If my words did glow
with the gold of sunshine
and my tunes were played
on the harp unstrung
would you hear my voice
come through the music
and hold it near
as it were your own?




Without preaching, without dogma, Hunter has provided the voice of the Spirit to a generation, many of whom could no longer find it in their received traditions. References to Christ are multidimensional:


What you gonna call that pretty baby?
You must call it one thing or another.
This one parted water
that one walked upon
Perhaps I’ll call this child
a Rose of Sharon.


While I’m at it, might as well explain the name Grateful Dead. From Funk & Wagnall’s New Practical Dictionary of the English Language, Britannica World Language Edition, Volume One, 1955. Click the image to enlarge.


Grateful Dead – The motif of a cycle of folk tales which begin with the hero’s coming upon a group of people ill-treating or refusing to bury the corpse of a man who had died without paying his debts.
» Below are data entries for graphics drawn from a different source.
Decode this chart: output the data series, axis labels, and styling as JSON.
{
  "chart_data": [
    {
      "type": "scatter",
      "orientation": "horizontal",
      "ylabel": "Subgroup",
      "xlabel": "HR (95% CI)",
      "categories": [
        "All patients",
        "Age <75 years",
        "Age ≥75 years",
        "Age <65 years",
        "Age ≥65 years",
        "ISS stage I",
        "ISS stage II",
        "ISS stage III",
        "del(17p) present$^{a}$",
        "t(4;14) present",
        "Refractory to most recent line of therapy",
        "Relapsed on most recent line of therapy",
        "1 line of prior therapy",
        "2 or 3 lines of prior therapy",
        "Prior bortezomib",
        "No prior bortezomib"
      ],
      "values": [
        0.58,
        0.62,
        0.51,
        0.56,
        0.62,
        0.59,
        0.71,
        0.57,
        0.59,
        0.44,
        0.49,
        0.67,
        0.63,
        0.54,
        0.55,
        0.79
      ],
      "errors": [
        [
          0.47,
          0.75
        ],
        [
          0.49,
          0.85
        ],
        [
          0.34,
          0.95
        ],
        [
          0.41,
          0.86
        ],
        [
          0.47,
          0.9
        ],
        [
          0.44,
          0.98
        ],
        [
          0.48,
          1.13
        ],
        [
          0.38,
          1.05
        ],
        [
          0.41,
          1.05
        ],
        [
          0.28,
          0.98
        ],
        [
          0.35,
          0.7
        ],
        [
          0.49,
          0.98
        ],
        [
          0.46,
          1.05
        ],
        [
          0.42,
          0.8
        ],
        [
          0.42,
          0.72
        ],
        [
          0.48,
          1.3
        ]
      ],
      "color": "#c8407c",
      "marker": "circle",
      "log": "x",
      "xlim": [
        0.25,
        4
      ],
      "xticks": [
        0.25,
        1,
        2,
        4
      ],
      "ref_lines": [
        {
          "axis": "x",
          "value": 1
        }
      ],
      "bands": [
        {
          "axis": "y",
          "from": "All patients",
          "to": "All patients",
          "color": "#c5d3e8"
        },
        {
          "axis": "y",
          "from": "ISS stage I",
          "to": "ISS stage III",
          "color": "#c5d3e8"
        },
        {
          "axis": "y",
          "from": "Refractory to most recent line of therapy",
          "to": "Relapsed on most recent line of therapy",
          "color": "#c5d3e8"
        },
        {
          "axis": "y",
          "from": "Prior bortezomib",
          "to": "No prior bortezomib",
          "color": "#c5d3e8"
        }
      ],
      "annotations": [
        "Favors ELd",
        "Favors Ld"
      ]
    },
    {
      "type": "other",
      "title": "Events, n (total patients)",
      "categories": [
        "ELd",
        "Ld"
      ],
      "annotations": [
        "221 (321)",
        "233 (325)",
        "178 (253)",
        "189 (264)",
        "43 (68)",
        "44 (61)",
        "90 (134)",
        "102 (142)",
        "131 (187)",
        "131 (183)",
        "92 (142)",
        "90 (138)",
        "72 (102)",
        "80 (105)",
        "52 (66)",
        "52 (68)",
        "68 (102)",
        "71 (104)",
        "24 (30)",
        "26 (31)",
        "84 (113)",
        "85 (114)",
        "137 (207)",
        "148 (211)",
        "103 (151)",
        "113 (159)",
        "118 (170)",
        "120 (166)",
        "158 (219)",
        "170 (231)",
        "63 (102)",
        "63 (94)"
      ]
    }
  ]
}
He gives his last penny, either to pay the man’s debts or to give him a decent burial. Within a few hours he meets with a traveling companion who aids him in some impossible task, gets him a fortune, saves his life, etc. The story ends with the companion’s disclosing himself as the man whose corpse the other had befriended.





But about the lyrics, just a few songs to consider:

Dire Wolf

In the timbers of Fennario
the wolves are running round
The winter was so hard and cold
froze ten feet neath the ground

Don’t murder me
I beg of you don't murder me
Please 
don’t murder me

I sat down to my supper
T’was a bottle of red whiskey
I said my prayers and went to bed
That’s the last they saw of me

Don’t murder me
I beg of you don’t murder me
Please
don't murder me
When I awoke, the Dire Wolf
Six hundred pounds of sin
Was grinnin at my window
All I said was “come on in”

Don’t murder me
I beg of you don’t murder me
Please
don’t murder me

The wolf came in, I got my cards
We sat down for a game
I cut my deck to the Queen of Spades
but the cards were all the same

Don’t murder me
I beg of you don’t murder me
Please
don’t murder me

In the backwash of Fennario
The black and bloody mire
The Dire Wolf collects his due
while the boys sing round the fire

Don’t murder me
I beg of you don’t murder me
Please
don’t murder me


Brokedown Palace

Fare you well my honey
Fare you well my only true one
All the birds that were singing
Have flown except you alone

Goin to leave this Brokedown Palace
On my hands and my knees I will roll roll roll
Make myself a bed by the waterside
In my time - in my time - I will roll roll roll

In a bed, in a bed
by the waterside I will lay my head
Listen to the river sing sweet songs
to rock my soul

River gonna take me
Sing me sweet and sleepy
Sing me sweet and sleepy
all the way back back home
It’s a far gone lullaby
sung many years ago
Mama, Mama, many worlds I’ve come
since I first left home

Goin home, goin home
by the waterside I will rest my bones
Listen to the river sing sweet songs
to rock my soul

Goin to plant a weeping willow
On the banks green edge it will grow grow grow
Sing a lullaby beside the water
Lovers come and go - the river roll roll roll

Fare you well, fare you well
I love you more than words can tell
Listen to the river sing sweet songs
to rock my soul


Ripple

If my words did glow with the gold of sunshine
And my tunes were played on the harp unstrung
Would you hear my voice come through the music?
Would you hold it near, as it were your own?

It’s a hand-me-down, the thoughts are broken
Perhaps they’re better left unsung
I don't know, don’t really care
Let there be songs to fill the air

Ripple in still water
When there is no pebble tossed
Nor wind to blow

Reach out your hand if your cup be empty
If your cup is full may it be again
Let it be known there is a fountain
That was not made by the hands of man

There is a road, no simple highway
Between the dawn and the dark of night
And if you go, no one may follow
That path is for your steps alone
Ripple in still water
When there is no pebble tossed
Nor wind to blow
You who choose to lead must follow
But if you fall, you fall alone
If you should stand, then who’s to guide you?